14. The method of claim 12, wherein the first, second, third, and fourth probes are provided by microfluidic flow.

15. The method of claim 14, wherein:

the microfluidic flow of the probe of the third type is at least about 2-fold wider than the width of the microfluidic flow of the probes of the first type and the probes of the second type; and

the microfluidic flow of the probe of the fourth type is at least about 2-fold wider than the width of the microfluidic flow of the probes of the first type and the probes of the second type.

16. The method of claim 15, wherein the first probe of the first type comprises a first molecular probe region, and linking the first probe of the first type to the molecule comprises linking the first molecular probe region to the molecule.

17. The method of claim 16, wherein:

the molecule is mRNA;

the first molecular probe region comprises a polyT sequence; and

the method further comprises producing cDNA linked to the first probe by a reverse transcription reaction.

18. The method of claim 1, wherein the method further comprises identifying the molecule.

19. The method of claim 1, wherein the molecule is an mRNA molecule or a binder-tag conjugate.

20. The method of claim 1, wherein the molecule is a binder-tag conjugate, and the method further comprises providing the binder-tag conjugate to the sample.

21. The method of claim 1, wherein at least one probe of the probes of the first type, probes of the second type, or probe of the third type comprises a universal molecular identifier (UMI).

22. The method of claim 1, wherein at least one probe of the probes of the first type, probes of the second type, or probe of the third type comprises a ligation linker.

23. The method of claim 1, wherein:

the first, second, and third spatial barcodes comprise nucleic acid molecules or nucleic acid analog molecules; and

identifying that the molecule is present in the sample at the first intersection comprises sequencing the nucleic acid molecules of the first, second, and third spatial barcodes.

24. The method of claim 1, wherein the first probe of the first type is directly or indirectly linked to the molecule in the sample.
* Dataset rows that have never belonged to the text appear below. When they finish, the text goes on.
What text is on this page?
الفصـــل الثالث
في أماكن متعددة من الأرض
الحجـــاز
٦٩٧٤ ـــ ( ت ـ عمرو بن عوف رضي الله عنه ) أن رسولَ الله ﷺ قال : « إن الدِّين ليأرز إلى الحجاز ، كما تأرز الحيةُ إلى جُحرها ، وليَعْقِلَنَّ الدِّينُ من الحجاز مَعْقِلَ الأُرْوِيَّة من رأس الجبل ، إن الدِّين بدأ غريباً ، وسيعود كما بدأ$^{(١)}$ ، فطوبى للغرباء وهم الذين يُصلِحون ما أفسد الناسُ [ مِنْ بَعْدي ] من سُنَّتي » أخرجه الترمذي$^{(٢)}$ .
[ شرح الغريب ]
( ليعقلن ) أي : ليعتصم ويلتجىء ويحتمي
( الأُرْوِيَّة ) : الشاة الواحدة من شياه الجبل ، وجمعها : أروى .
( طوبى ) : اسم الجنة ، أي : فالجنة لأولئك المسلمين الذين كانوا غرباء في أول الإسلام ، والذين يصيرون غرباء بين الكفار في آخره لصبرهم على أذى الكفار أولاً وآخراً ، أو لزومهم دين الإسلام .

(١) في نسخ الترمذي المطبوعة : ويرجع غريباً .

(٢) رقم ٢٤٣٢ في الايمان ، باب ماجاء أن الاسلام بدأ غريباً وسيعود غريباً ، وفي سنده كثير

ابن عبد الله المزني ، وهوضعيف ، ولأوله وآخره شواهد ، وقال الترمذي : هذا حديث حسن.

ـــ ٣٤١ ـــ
25. The method of claim 1, wherein linking the at least one of the first probes to the molecule comprises photoactivation.

26. The method of claim 1, wherein linking the at least one of the first probes to the molecule comprises photoactivation of the first probe.

27. The method of claim 1, wherein:

linking the first and second probes comprises photoactivation; and

linking the third probe to the first and/or second probe comprises photoactivation.

28. The method of claim 1, wherein:

linking the first and second probes comprises photoactivation of the second probe; and

linking the third probe to the first and/or second probe comprises photoactivation of the third probe.